Mitgezählt hat am Ende niemand mehr. Zu oft gab es in diesen Tagen neue Bestwerte, zu häufig hieß es „Rekord, Rekord“. Nahezu täglich schwingt sich der deutsche Aktienindex derzeit zu neuen Höchstständen auf – die noch zu Jahresanfang als unerreichbar geltende Barriere von 9000 Punkten hat der Dax mit Leichtigkeit übersprungen, nun nehmen die ersten bereits die nächste Marke in den Blick: 10.000 Punkte.

Alles scheint möglich in diesen Wochen, in denen sich Deutschlands wichtigster Aktienindex so stark präsentiert wie nie zuvor. In Zahlen sieht die Erfolgsgeschichte so aus: Zugewinn seit Jahresanfang: 18 Prozent. Zugewinn im vergangenen Jahr: 29 Prozent. Macht zusammen: eine der größten Aktienrallys in der deutschen Geschichte.

Es sind Unternehmen wie der Autobauer BMW oder der Chemiekonzern BASF, deren Kurse derzeit nach oben schießen – Firmen, die fast jeder Deutsche kennt.

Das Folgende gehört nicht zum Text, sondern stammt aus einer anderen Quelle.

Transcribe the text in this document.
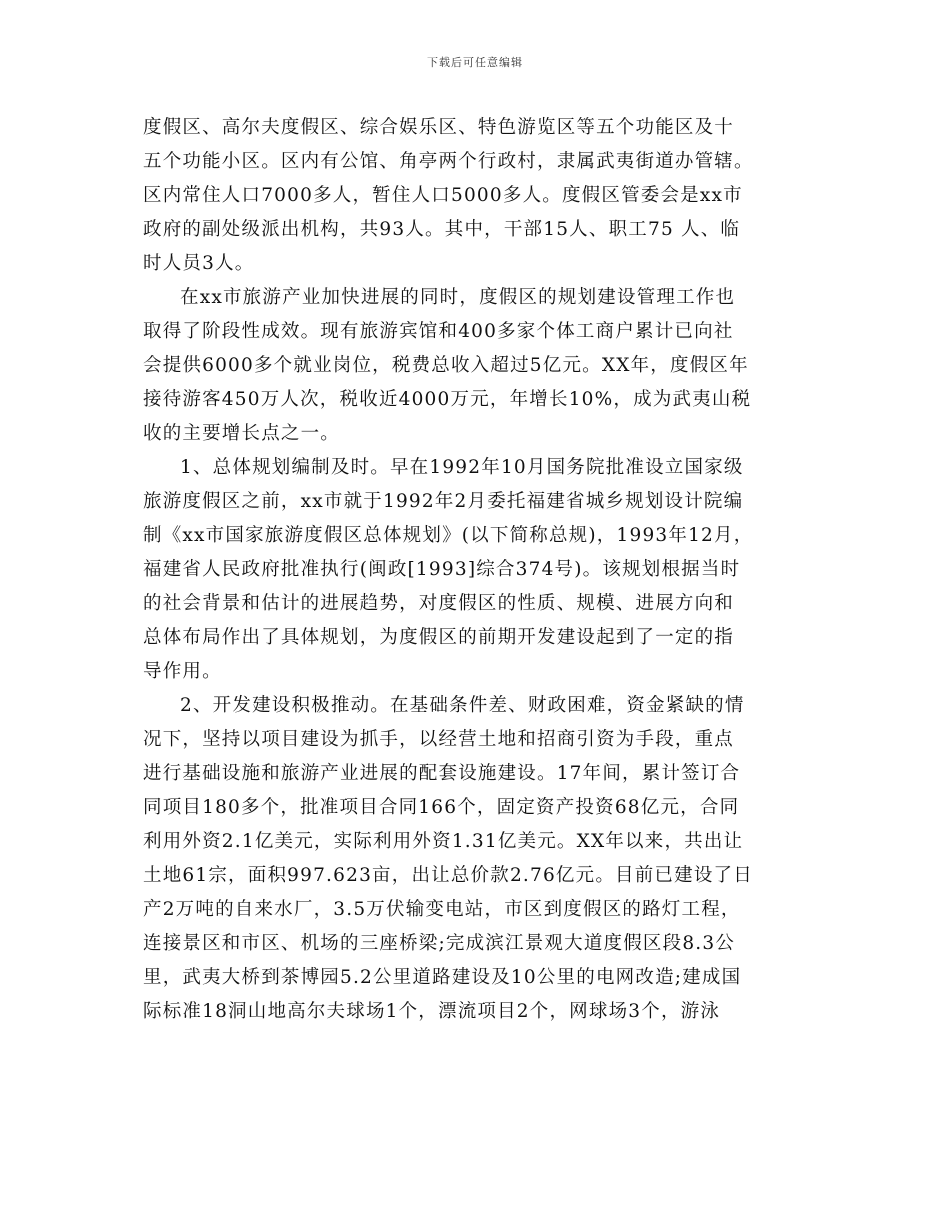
下载后可任意编辑
度假区、高尔夫度假区、综合娱乐区、特色游览区等五个功能区及十
五个功能小区。区内有公馆、角亭两个行政村，隶属武夷街道办管辖。
区内常住人口7000多人，暂住人口5000多人。度假区管委会是xx市
政府的副处级派出机构，共93人。其中，干部15人、职工75 人、临
时人员3人。
在xx市旅游产业加快进展的同时，度假区的规划建设管理工作也
取得了阶段性成效。现有旅游宾馆和400多家个体工商户累计已向社
会提供6000多个就业岗位，税费总收入超过5亿元。XX年，度假区年
接待游客450万人次，税收近4000万元，年增长10%，成为武夷山税
收的主要增长点之一。
1、总体规划编制及时。早在1992年10月国务院批准设立国家级
旅游度假区之前，xx市就于1992年2月委托福建省城乡规划设计院编
制《xx市国家旅游度假区总体规划》(以下简称总规)，1993年12月，
福建省人民政府批准执行(闽政[1993]综合374号)。该规划根据当时
的社会背景和估计的进展趋势，对度假区的性质、规模、进展方向和
总体布局作出了具体规划，为度假区的前期开发建设起到了一定的指
导作用。
2、开发建设积极推动。在基础条件差、财政困难，资金紧缺的情
况下，坚持以项目建设为抓手，以经营土地和招商引资为手段，重点
进行基础设施和旅游产业进展的配套设施建设。17年间，累计签订合
同项目180多个，批准项目合同166个，固定资产投资68亿元，合同
利用外资2.1亿美元，实际利用外资1.31亿美元。XX年以来，共出让
土地61宗，面积997.623亩，出让总价款2.76亿元。目前已建设了日
产2万吨的自来水厂，3.5万伏输变电站，市区到度假区的路灯工程，
连接景区和市区、机场的三座桥梁;完成滨江景观大道度假区段8.3公
里，武夷大桥到茶博园5.2公里道路建设及10公里的电网改造;建成国
际标准18洞山地高尔夫球场1个，漂流项目2个，网球场3个，游泳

Und doch ist hierzulande nichts zu spüren von einer Begeisterung für deren Aktien, im Gegenteil: Zu einem Zeitpunkt, zu dem viele deutsche Unternehmen ihr bestes Börsenjahr aller Zeiten hinlegen, wenden sich die Deutschen von der Börse ab. Gerade einmal 9,4 Millionen Bundesbürger besitzen Aktien oder Aktienfonds, das sind weniger als im Jahr 2012. Die Zahl der direkten Aktionäre ist noch niedriger – sie liegt mit 4,9 Millionen Menschen bei gerade einmal 7,5 Prozent der Bevölkerung. Kurz gesagt: Die Börse boomt – und die Deutschen sind nicht dabei. Es kaufen stattdessen die anderen. Gut zwei Drittel der Anteile an allen Dax-Konzernen halten Ausländer, darunter viele amerikanische Investmenthäuser. Sie sind es vor allem, die von Deutschlands Aktienaufschwung profitieren.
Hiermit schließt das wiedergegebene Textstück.